As many of you and Wonkette’s readers now know, I have never been in a fistfight. If I ever was in one, though, I’d like to think it wouldn’t be as lame as Slater’s and Zach Morris’ on “Saved by the Bell” but would be more masculine yet highbrow.
Thank Jehova for chess boxing, a hybrid sport that combines the mental skills of chess with the physically taxing activity of beating the crap out of each other.
Chess boxing is split into 11 four-minute rounds of chess and boxing, starting and ending with chess. Competitors can win by knockout or checkmate. The sport, though, is inherently flawed because any semi-talented fighter can breeze through the opening chess round and then cream the living shit out of his opponent in Round 2.
For the visually challenged (you’d such at the chess portion of chess boxing), it looks a little something like this:
The sport is the brainchild of French comic book artist Enki Bilal, who conceived of the sport (I’m guessing as a joke) in his 1992 book Froid-Équateur, completely unaware that it would become a reality 11 years later.
It is governed by the but is most popular in Finland, where boxers/players are best able to balance “pawn structures” and “zwischenzugs” with “bolo punches” and “uppercuts”.

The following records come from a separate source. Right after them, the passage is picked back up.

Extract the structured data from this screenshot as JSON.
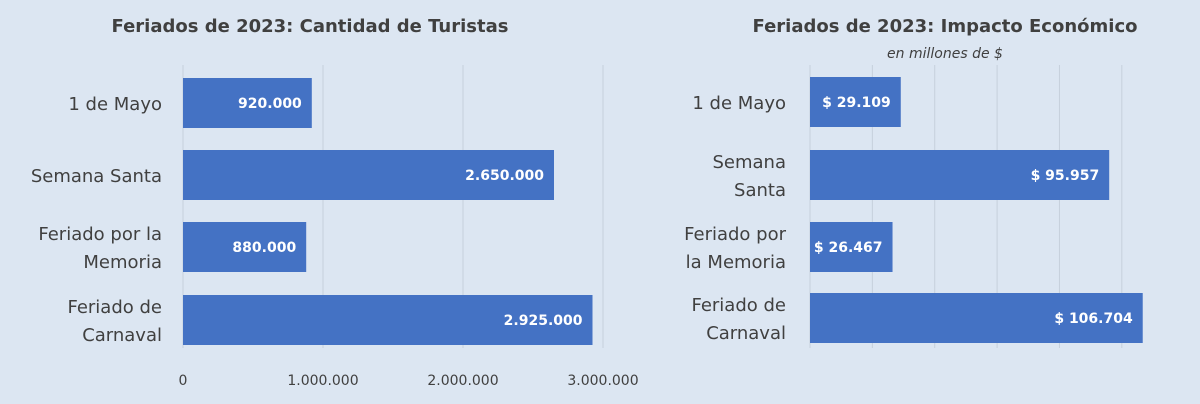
{
  "colors": {
    "background": "#dce6f2",
    "bar": "#4472c4",
    "grid": "#c6d0dc",
    "title": "#404040",
    "label": "#404040",
    "bar_label": "#ffffff"
  },
  "chart_data": [
    {
      "type": "bar",
      "orientation": "horizontal",
      "title": "Feriados de 2023: Cantidad de Turistas",
      "subtitle": "",
      "categories": [
        [
          "1 de Mayo"
        ],
        [
          "Semana Santa"
        ],
        [
          "Feriado por la",
          "Memoria"
        ],
        [
          "Feriado de",
          "Carnaval"
        ]
      ],
      "values": [
        920000,
        2650000,
        880000,
        2925000
      ],
      "data_labels": [
        "920.000",
        "2.650.000",
        "880.000",
        "2.925.000"
      ],
      "xlim": [
        0,
        3000000
      ],
      "xticks": [
        0,
        1000000,
        2000000,
        3000000
      ],
      "xtick_labels": [
        "0",
        "1.000.000",
        "2.000.000",
        "3.000.000"
      ],
      "grid": true,
      "legend": "none"
    },
    {
      "type": "bar",
      "orientation": "horizontal",
      "title": "Feriados de 2023: Impacto Económico",
      "subtitle": "en millones de $",
      "categories": [
        [
          "1 de Mayo"
        ],
        [
          "Semana",
          "Santa"
        ],
        [
          "Feriado por",
          "la Memoria"
        ],
        [
          "Feriado de",
          "Carnaval"
        ]
      ],
      "values": [
        29109,
        95957,
        26467,
        106704
      ],
      "data_labels": [
        "$ 29.109",
        "$ 95.957",
        "$ 26.467",
        "$ 106.704"
      ],
      "xlim": [
        0,
        110000
      ],
      "xticks": [
        0,
        20000,
        40000,
        60000,
        80000,
        100000
      ],
      "xtick_labels": [],
      "grid": true,
      "legend": "none"
    }
  ]
}
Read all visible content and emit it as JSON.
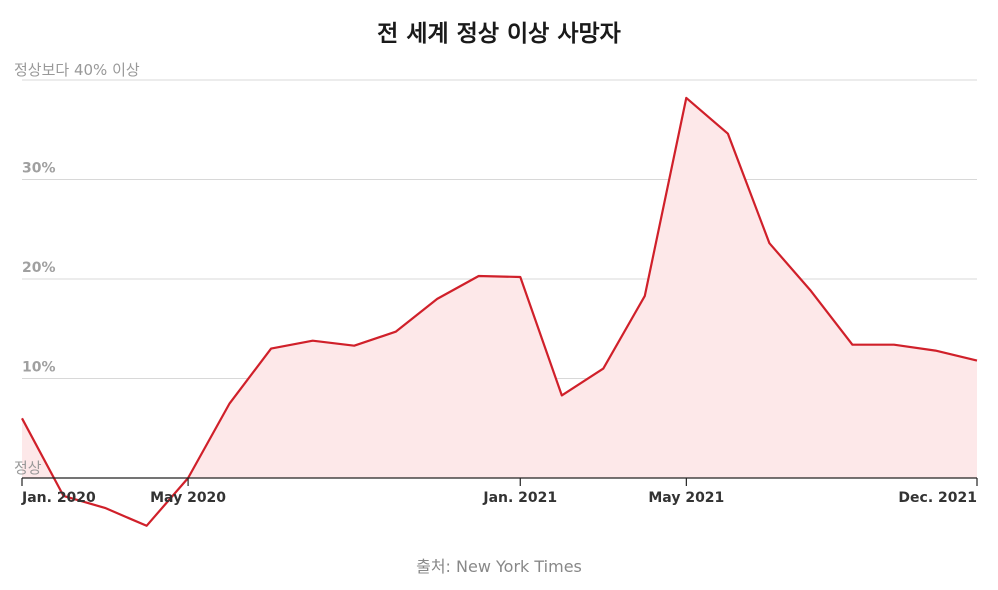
{
  "chart_data": {
    "type": "area",
    "title": "전 세계 정상 이상 사망자",
    "source": "출처: New York Times",
    "y_unit": "%",
    "ylim": [
      0,
      40
    ],
    "y_ticks": [
      {
        "value": 0,
        "label": "정상"
      },
      {
        "value": 10,
        "label": "10%"
      },
      {
        "value": 20,
        "label": "20%"
      },
      {
        "value": 30,
        "label": "30%"
      },
      {
        "value": 40,
        "label": "정상보다 40% 이상"
      }
    ],
    "x_ticks": [
      {
        "date": "2020-01",
        "label": "Jan. 2020"
      },
      {
        "date": "2020-05",
        "label": "May 2020"
      },
      {
        "date": "2021-01",
        "label": "Jan. 2021"
      },
      {
        "date": "2021-05",
        "label": "May 2021"
      },
      {
        "date": "2021-12",
        "label": "Dec. 2021"
      }
    ],
    "xlim": [
      "2020-01",
      "2021-12"
    ],
    "series": [
      {
        "color": "#d0202a",
        "fill": "#fde8e9",
        "points": [
          {
            "date": "2020-01",
            "y": 6.0
          },
          {
            "date": "2020-02",
            "y": -1.8
          },
          {
            "date": "2020-03",
            "y": -3.0
          },
          {
            "date": "2020-04",
            "y": -4.8
          },
          {
            "date": "2020-05",
            "y": 0.0
          },
          {
            "date": "2020-06",
            "y": 7.5
          },
          {
            "date": "2020-07",
            "y": 13.0
          },
          {
            "date": "2020-08",
            "y": 13.8
          },
          {
            "date": "2020-09",
            "y": 13.3
          },
          {
            "date": "2020-10",
            "y": 14.7
          },
          {
            "date": "2020-11",
            "y": 18.0
          },
          {
            "date": "2020-12",
            "y": 20.3
          },
          {
            "date": "2021-01",
            "y": 20.2
          },
          {
            "date": "2021-02",
            "y": 8.3
          },
          {
            "date": "2021-03",
            "y": 11.0
          },
          {
            "date": "2021-04",
            "y": 18.3
          },
          {
            "date": "2021-05",
            "y": 38.2
          },
          {
            "date": "2021-06",
            "y": 34.6
          },
          {
            "date": "2021-07",
            "y": 23.6
          },
          {
            "date": "2021-08",
            "y": 18.8
          },
          {
            "date": "2021-09",
            "y": 13.4
          },
          {
            "date": "2021-10",
            "y": 13.4
          },
          {
            "date": "2021-11",
            "y": 12.8
          },
          {
            "date": "2021-12",
            "y": 11.8
          }
        ]
      }
    ]
  }
}
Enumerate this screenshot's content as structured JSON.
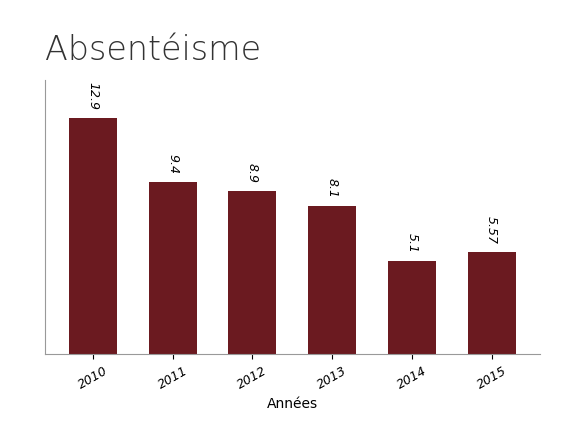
{
  "chart_data": {
    "type": "bar",
    "title": "Absentéisme",
    "categories": [
      "2010",
      "2011",
      "2012",
      "2013",
      "2014",
      "2015"
    ],
    "values": [
      12.9,
      9.4,
      8.9,
      8.1,
      5.1,
      5.57
    ],
    "x_label": "Années",
    "color": "#6b1a20",
    "ylim": [
      0,
      15
    ],
    "yticks": [],
    "grid": false,
    "data_labels": true,
    "tick_labels": "x"
  }
}
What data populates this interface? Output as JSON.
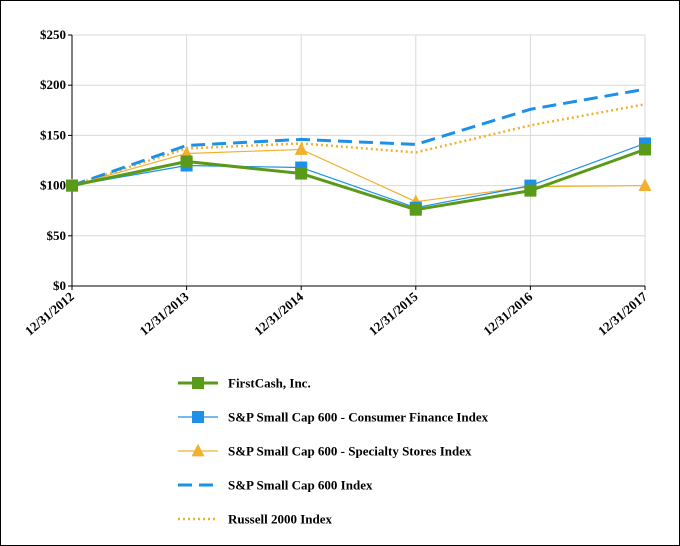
{
  "chart_data": {
    "type": "line",
    "title": "",
    "xlabel": "",
    "ylabel": "",
    "categories": [
      "12/31/2012",
      "12/31/2013",
      "12/31/2014",
      "12/31/2015",
      "12/31/2016",
      "12/31/2017"
    ],
    "ylim": [
      0,
      250
    ],
    "yticks": [
      0,
      50,
      100,
      150,
      200,
      250
    ],
    "ytick_labels": [
      "$0",
      "$50",
      "$100",
      "$150",
      "$200",
      "$250"
    ],
    "grid": true,
    "legend_position": "bottom",
    "series": [
      {
        "name": "FirstCash, Inc.",
        "values": [
          100,
          124,
          112,
          76,
          95,
          136
        ],
        "color": "#5a9a1a",
        "style": "solid-thick",
        "marker": "square"
      },
      {
        "name": "S&P Small Cap 600 - Consumer Finance Index",
        "values": [
          100,
          120,
          118,
          78,
          100,
          142
        ],
        "color": "#1e90e8",
        "style": "solid-thin",
        "marker": "square"
      },
      {
        "name": "S&P Small Cap 600 - Specialty Stores Index",
        "values": [
          100,
          132,
          136,
          84,
          99,
          100
        ],
        "color": "#f0b030",
        "style": "solid-thin",
        "marker": "triangle"
      },
      {
        "name": "S&P Small Cap 600 Index",
        "values": [
          100,
          140,
          146,
          141,
          176,
          196
        ],
        "color": "#1e90e8",
        "style": "dashed",
        "marker": "none"
      },
      {
        "name": "Russell 2000 Index",
        "values": [
          100,
          137,
          142,
          133,
          160,
          181
        ],
        "color": "#f0b030",
        "style": "dotted",
        "marker": "none"
      }
    ]
  }
}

As most things I know very little about, I instantly decided that I would be great at chess boxing. Sure, I’ve never been in a fight, but I did take two boxing classes at my gym a few years ago before a hernia took me out of the ring. And of course I couldn’t beat any of the weekend chess players in Dupont Circle, but I was a reluctant member of the Chess Club in junior high, where I finished 2-2 in a local tournament.
Luckily for me, I still qualify. The WCBA is looking for new chessboxers, especially in the U.S., to compete in “Europe and Russia” soon. The qualifications:
- Under the age of 35
- “Some” boxing experience
- An (estimated) ELO rating of 1800 (expert) in chess
They’re seeking both men and women and you can download a Fighters Form .
finns are infinnitely weird.
i’m guessing after a few rounds in the ring taking shots to the head a player starts using his king to hunt down the opponent’s queen.
Roissy’s onto something. You’ve got to figure that after enough left hooks, right crosses, and uppercuts, a boxer’s chess playing ability decreases. I’m willing to bet Mike Tyson couldn’t tell you the difference between a pawn and a prawn at this point.
Of course, whether he could do that in the first place is debatable. And so too is whether he actually pronounces the two words differently.
if the best a song can say about a country is that it’s so close to russia, so far from japan, should we trust their tastes in entertainment?
now if it was chess+mudwrestling chicks, i’d have no problem with it. none.
Though I’m full of inappropriate comments right now, I’ll keep them to myself to maintain some sense of lady like behavior.
Also apropos of nothing else two things 1) I was in LA over the weekend and thought of you (awww)
2) You buying me a shot next week? (wheee)
Since no one is really interested in commenting, how about a Yankees haiku?
Sizemore rounding third
Here’s Damon’s throw to the plate
Bounce bounce bounce bounce bounce
This his great! If what we are doing is following comic-book ideas, all we need now is someone to implement the idea the Romans had in “Asterix in Switzerland”: If you’re eating fondue and you drop the bread piece, you get whipped. After the third time, you get thrown on a lake.
i would so say something… but..it is chess boxing…
i really think that says it all…
xoxo
This may just show how much of a nerd I really am. A rating of 1800 is very tough. I thought I was good chess player in high school, and although I never got ranked, I was told that I would probably be in the 1400 range (if I’m remembering this correctly). I can’t see someone like Tyson getting an 1800 in Ms. Pac Man let alone as a chess ranking.
Oh, I’m glad that we’re going to miss a Yankees-Red Sox series this year.
While I hesitate to correct so pointless a point, crediting a comic book artist for the idea (?) of a legendary kung fu movie producer seems like it deserves a box behind the ears, or perhaps even a mate-in-5.
Under 35? That’s not fair. Evander Holyfield is fighting for a heavyweight boxing title this weekend, a few days before his 45th birthday.